Stamp duty taxes need to be eliminated – and first home buyer grants do little to bandage the wound, according to some industry spokespeople.
A recent opinion piece by Robert Carling in the Australian Financial Review
claims state governments enjoy real estate booms because rising prices and turnover combine to send stamp duty revenue ‘gushing’ into Treasury coffers.
“But the states’ reliance on this source of revenue is unhealthy and highlights the need to rethink how states are funded,” Carling said.
Tasmanian Smartline broker, Richard Denholm, largely agreed, saying stamp duty is ‘nefarious’ for first home buyers.
“For the first home buyer, it’s a big barrier because normally they have LMI as well.”
His state government has recently increased its first home builder (FHB) grant to $30,000 – something Denholm believes will help alleviate financial pressure on first home buyers. He warned that there are also likely to be unwanted side-effects.
“For what the [Tasmanian] government’s trying to do, which is stimulating things, the grant will do that. It will cover the stamp duty and LMI; for some people it might eliminate stamp duty…There is quite a bit of stock on the market, so long-term it might have an effect by pushing up prices.”

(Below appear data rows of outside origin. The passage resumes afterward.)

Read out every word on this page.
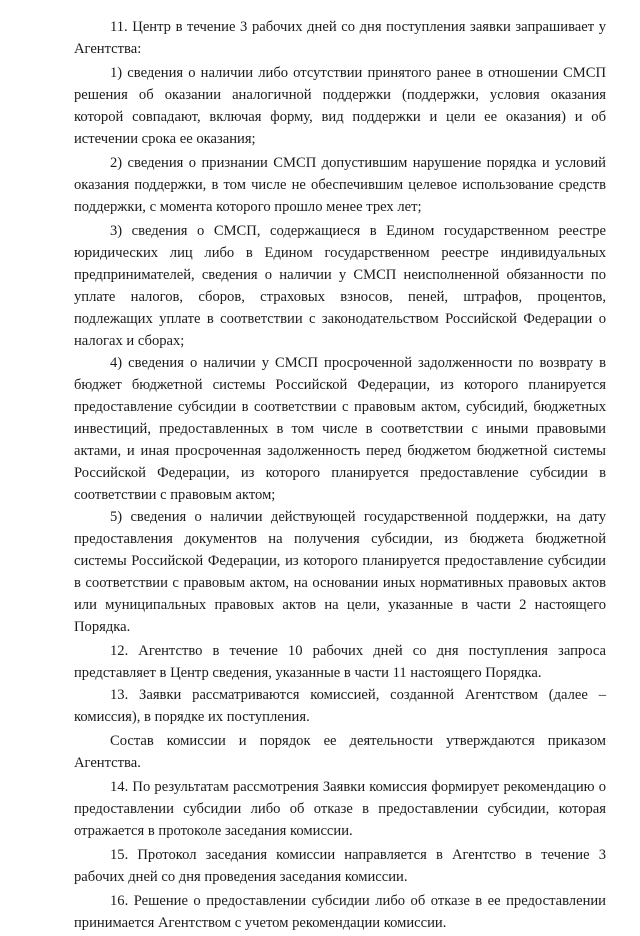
11. Центр в течение 3 рабочих дней со дня поступления заявки запрашивает у Агентства:

1) сведения о наличии либо отсутствии принятого ранее в отношении СМСП решения об оказании аналогичной поддержки (поддержки, условия оказания которой совпадают, включая форму, вид поддержки и цели ее оказания) и об истечении срока ее оказания;

2) сведения о признании СМСП допустившим нарушение порядка и условий оказания поддержки, в том числе не обеспечившим целевое использование средств поддержки, с момента которого прошло менее трех лет;

3) сведения о СМСП, содержащиеся в Едином государственном реестре юридических лиц либо в Едином государственном реестре индивидуальных предпринимателей, сведения о наличии у СМСП неисполненной обязанности по уплате налогов, сборов, страховых взносов, пеней, штрафов, процентов, подлежащих уплате в соответствии с законодательством Российской Федерации о налогах и сборах;

4) сведения о наличии у СМСП просроченной задолженности по возврату в бюджет бюджетной системы Российской Федерации, из которого планируется предоставление субсидии в соответствии с правовым актом, субсидий, бюджетных инвестиций, предоставленных в том числе в соответствии с иными правовыми актами, и иная просроченная задолженность перед бюджетом бюджетной системы Российской Федерации, из которого планируется предоставление субсидии в соответствии с правовым актом;

5) сведения о наличии действующей государственной поддержки, на дату предоставления документов на получения субсидии, из бюджета бюджетной системы Российской Федерации, из которого планируется предоставление субсидии в соответствии с правовым актом, на основании иных нормативных правовых актов или муниципальных правовых актов на цели, указанные в части 2 настоящего Порядка.

12. Агентство в течение 10 рабочих дней со дня поступления запроса представляет в Центр сведения, указанные в части 11 настоящего Порядка.

13. Заявки рассматриваются комиссией, созданной Агентством (далее – комиссия), в порядке их поступления.

Состав комиссии и порядок ее деятельности утверждаются приказом Агентства.

14. По результатам рассмотрения Заявки комиссия формирует рекомендацию о предоставлении субсидии либо об отказе в предоставлении субсидии, которая отражается в протоколе заседания комиссии.

15. Протокол заседания комиссии направляется в Агентство в течение 3 рабочих дней со дня проведения заседания комиссии.

16. Решение о предоставлении субсидии либо об отказе в ее предоставлении принимается Агентством с учетом рекомендации комиссии.
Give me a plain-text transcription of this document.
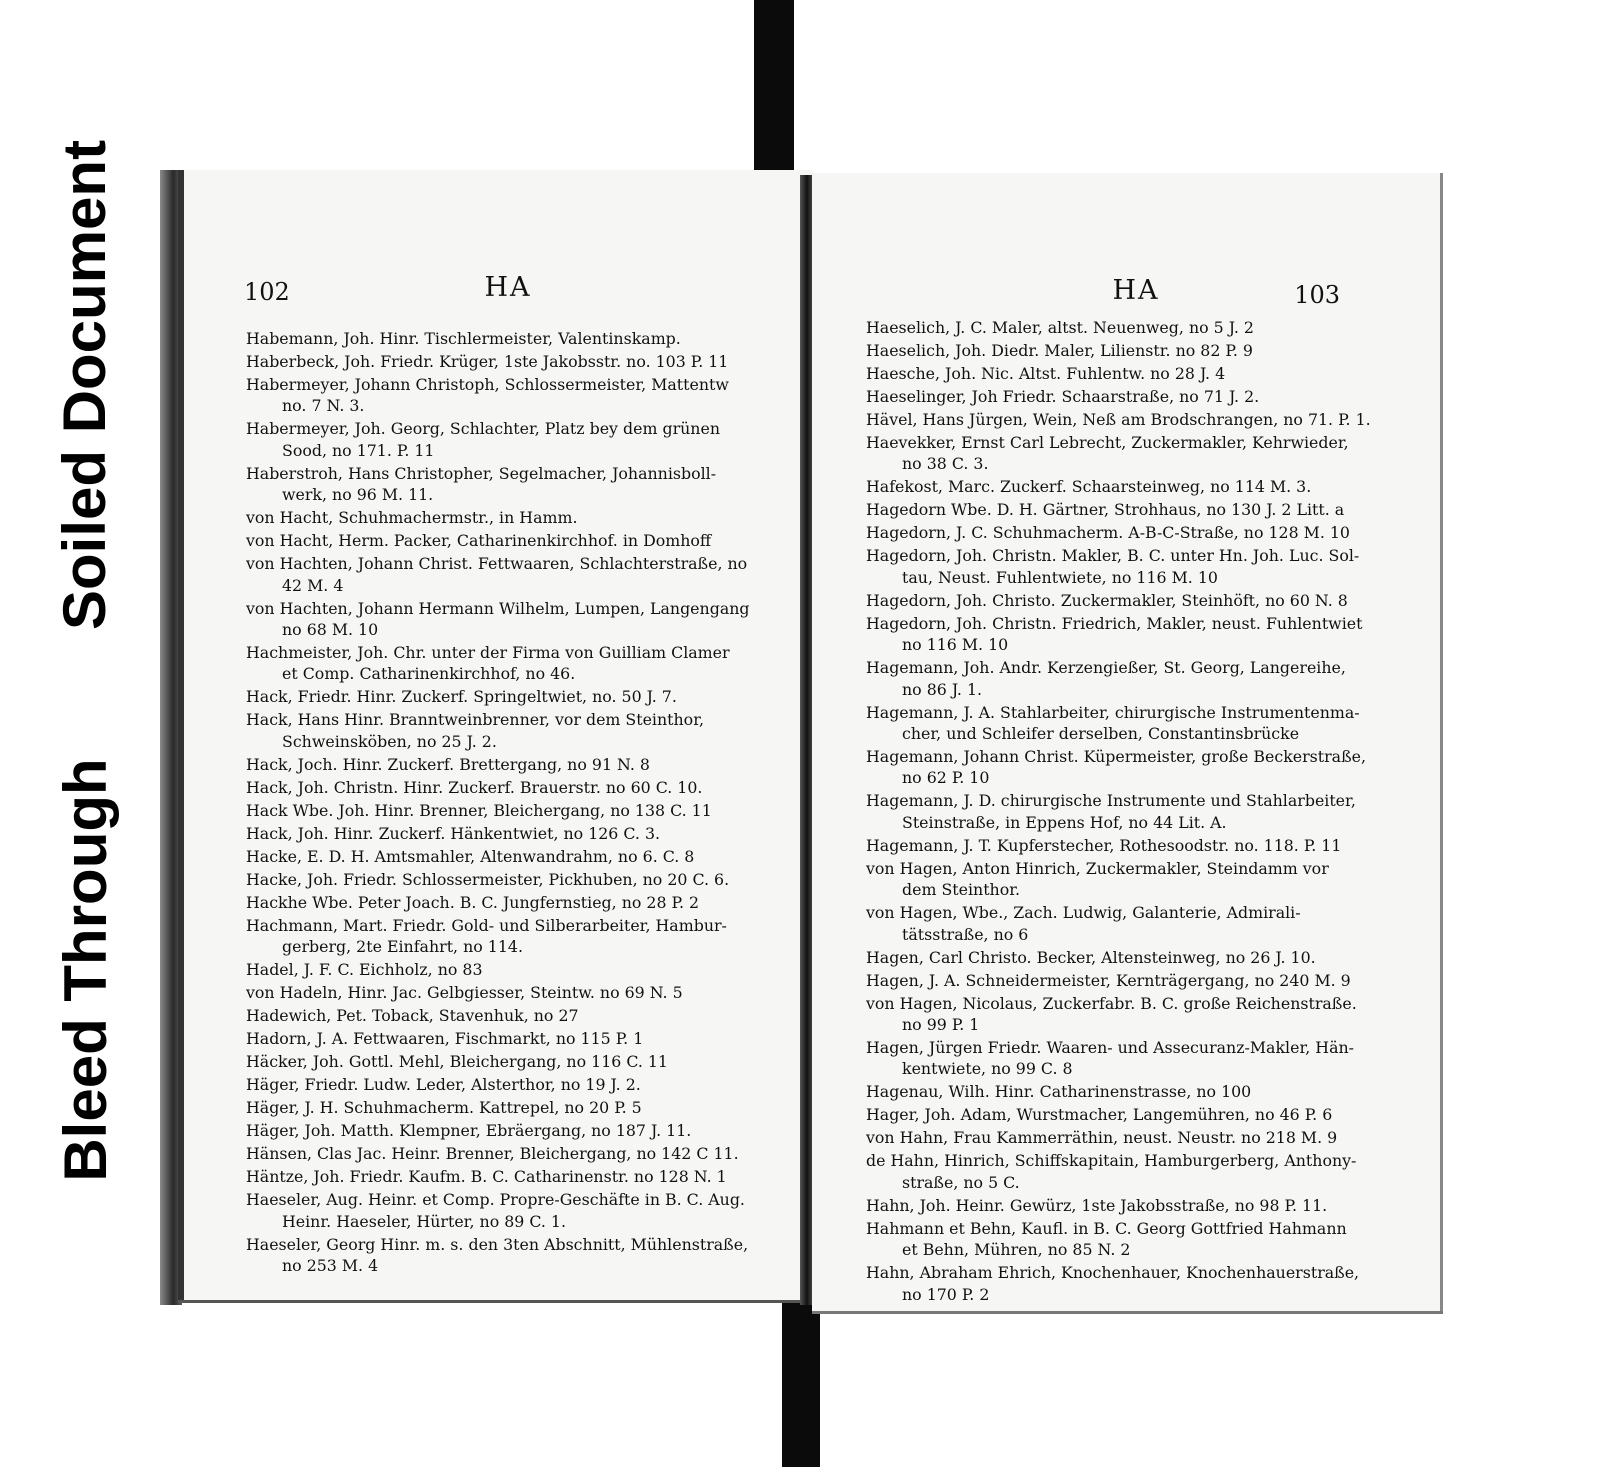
Soiled Document
Bleed Through
102	HA
Habemann, Joh. Hinr. Tischlermeister, Valentinskamp.
Haberbeck, Joh. Friedr. Krüger, 1ste Jakobsstr. no. 103 P. 11
Habermeyer, Johann Christoph, Schlossermeister, Mattentw
no. 7 N. 3.
Habermeyer, Joh. Georg, Schlachter, Platz bey dem grünen
Sood, no 171. P. 11
Haberstroh, Hans Christopher, Segelmacher, Johannisboll-
werk, no 96 M. 11.
von Hacht, Schuhmachermstr., in Hamm.
von Hacht, Herm. Packer, Catharinenkirchhof. in Domhoff
von Hachten, Johann Christ. Fettwaaren, Schlachterstraße, no
42 M. 4
von Hachten, Johann Hermann Wilhelm, Lumpen, Langengang
no 68 M. 10
Hachmeister, Joh. Chr. unter der Firma von Guilliam Clamer
et Comp. Catharinenkirchhof, no 46.
Hack, Friedr. Hinr. Zuckerf. Springeltwiet, no. 50 J. 7.
Hack, Hans Hinr. Branntweinbrenner, vor dem Steinthor,
Schweinsköben, no 25 J. 2.
Hack, Joch. Hinr. Zuckerf. Brettergang, no 91 N. 8
Hack, Joh. Christn. Hinr. Zuckerf. Brauerstr. no 60 C. 10.
Hack Wbe. Joh. Hinr. Brenner, Bleichergang, no 138 C. 11
Hack, Joh. Hinr. Zuckerf. Hänkentwiet, no 126 C. 3.
Hacke, E. D. H. Amtsmahler, Altenwandrahm, no 6. C. 8
Hacke, Joh. Friedr. Schlossermeister, Pickhuben, no 20 C. 6.
Hackhe Wbe. Peter Joach. B. C. Jungfernstieg, no 28 P. 2
Hachmann, Mart. Friedr. Gold- und Silberarbeiter, Hambur-
gerberg, 2te Einfahrt, no 114.
Hadel, J. F. C. Eichholz, no 83
von Hadeln, Hinr. Jac. Gelbgiesser, Steintw. no 69 N. 5
Hadewich, Pet. Toback, Stavenhuk, no 27
Hadorn, J. A. Fettwaaren, Fischmarkt, no 115 P. 1
Häcker, Joh. Gottl. Mehl, Bleichergang, no 116 C. 11
Häger, Friedr. Ludw. Leder, Alsterthor, no 19 J. 2.
Häger, J. H. Schuhmacherm. Kattrepel, no 20 P. 5
Häger, Joh. Matth. Klempner, Ebräergang, no 187 J. 11.
Hänsen, Clas Jac. Heinr. Brenner, Bleichergang, no 142 C 11.
Häntze, Joh. Friedr. Kaufm. B. C. Catharinenstr. no 128 N. 1
Haeseler, Aug. Heinr. et Comp. Propre-Geschäfte in B. C. Aug.
Heinr. Haeseler, Hürter, no 89 C. 1.
Haeseler, Georg Hinr. m. s. den 3ten Abschnitt, Mühlenstraße,
no 253 M. 4
HA	103
Haeselich, J. C. Maler, altst. Neuenweg, no 5 J. 2
Haeselich, Joh. Diedr. Maler, Lilienstr. no 82 P. 9
Haesche, Joh. Nic. Altst. Fuhlentw. no 28 J. 4
Haeselinger, Joh Friedr. Schaarstraße, no 71 J. 2.
Hävel, Hans Jürgen, Wein, Neß am Brodschrangen, no 71. P. 1.
Haevekker, Ernst Carl Lebrecht, Zuckermakler, Kehrwieder,
no 38 C. 3.
Hafekost, Marc. Zuckerf. Schaarsteinweg, no 114 M. 3.
Hagedorn Wbe. D. H. Gärtner, Strohhaus, no 130 J. 2 Litt. a
Hagedorn, J. C. Schuhmacherm. A-B-C-Straße, no 128 M. 10
Hagedorn, Joh. Christn. Makler, B. C. unter Hn. Joh. Luc. Sol-
tau, Neust. Fuhlentwiete, no 116 M. 10
Hagedorn, Joh. Christo. Zuckermakler, Steinhöft, no 60 N. 8
Hagedorn, Joh. Christn. Friedrich, Makler, neust. Fuhlentwiet
no 116 M. 10
Hagemann, Joh. Andr. Kerzengießer, St. Georg, Langereihe,
no 86 J. 1.
Hagemann, J. A. Stahlarbeiter, chirurgische Instrumentenma-
cher, und Schleifer derselben, Constantinsbrücke
Hagemann, Johann Christ. Küpermeister, große Beckerstraße,
no 62 P. 10
Hagemann, J. D. chirurgische Instrumente und Stahlarbeiter,
Steinstraße, in Eppens Hof, no 44 Lit. A.
Hagemann, J. T. Kupferstecher, Rothesoodstr. no. 118. P. 11
von Hagen, Anton Hinrich, Zuckermakler, Steindamm vor
dem Steinthor.
von Hagen, Wbe., Zach. Ludwig, Galanterie, Admirali-
tätsstraße, no 6
Hagen, Carl Christo. Becker, Altensteinweg, no 26 J. 10.
Hagen, J. A. Schneidermeister, Kernträgergang, no 240 M. 9
von Hagen, Nicolaus, Zuckerfabr. B. C. große Reichenstraße.
no 99 P. 1
Hagen, Jürgen Friedr. Waaren- und Assecuranz-Makler, Hän-
kentwiete, no 99 C. 8
Hagenau, Wilh. Hinr. Catharinenstrasse, no 100
Hager, Joh. Adam, Wurstmacher, Langemühren, no 46 P. 6
von Hahn, Frau Kammerräthin, neust. Neustr. no 218 M. 9
de Hahn, Hinrich, Schiffskapitain, Hamburgerberg, Anthony-
straße, no 5 C.
Hahn, Joh. Heinr. Gewürz, 1ste Jakobsstraße, no 98 P. 11.
Hahmann et Behn, Kaufl. in B. C. Georg Gottfried Hahmann
et Behn, Mühren, no 85 N. 2
Hahn, Abraham Ehrich, Knochenhauer, Knochenhauerstraße,
no 170 P. 2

Furthermore, he says, the FHB grant is only for purchases of newly completed properties, or for buyers that are planning to construct.
“An unintended consequence could be that properties in the bottom of the market – there could be a lack of movement there.”
Rate Detective Finance broker Warren Dworcan said policy makers would need to devise other ways of earning revenue before abolishing stamp duty entirely.
“It would be nice in that it would increase property activity, although state governments would need to find alternative ways to supplement the stamp duty revenue, which may cut into vital services so I’m not sure it would be viable.”
Dworcan also says the negative effects that stamp duty can have on first home buyer figures in particular varies from state to state.
“The various governments may lower it to increase activity or raise it to put more money into different areas so it affects people in many ways… It’s a lucrative way for state governments to bring in revenue to spend on their economy for progress. However, it’s a hefty cost for people buying a property.”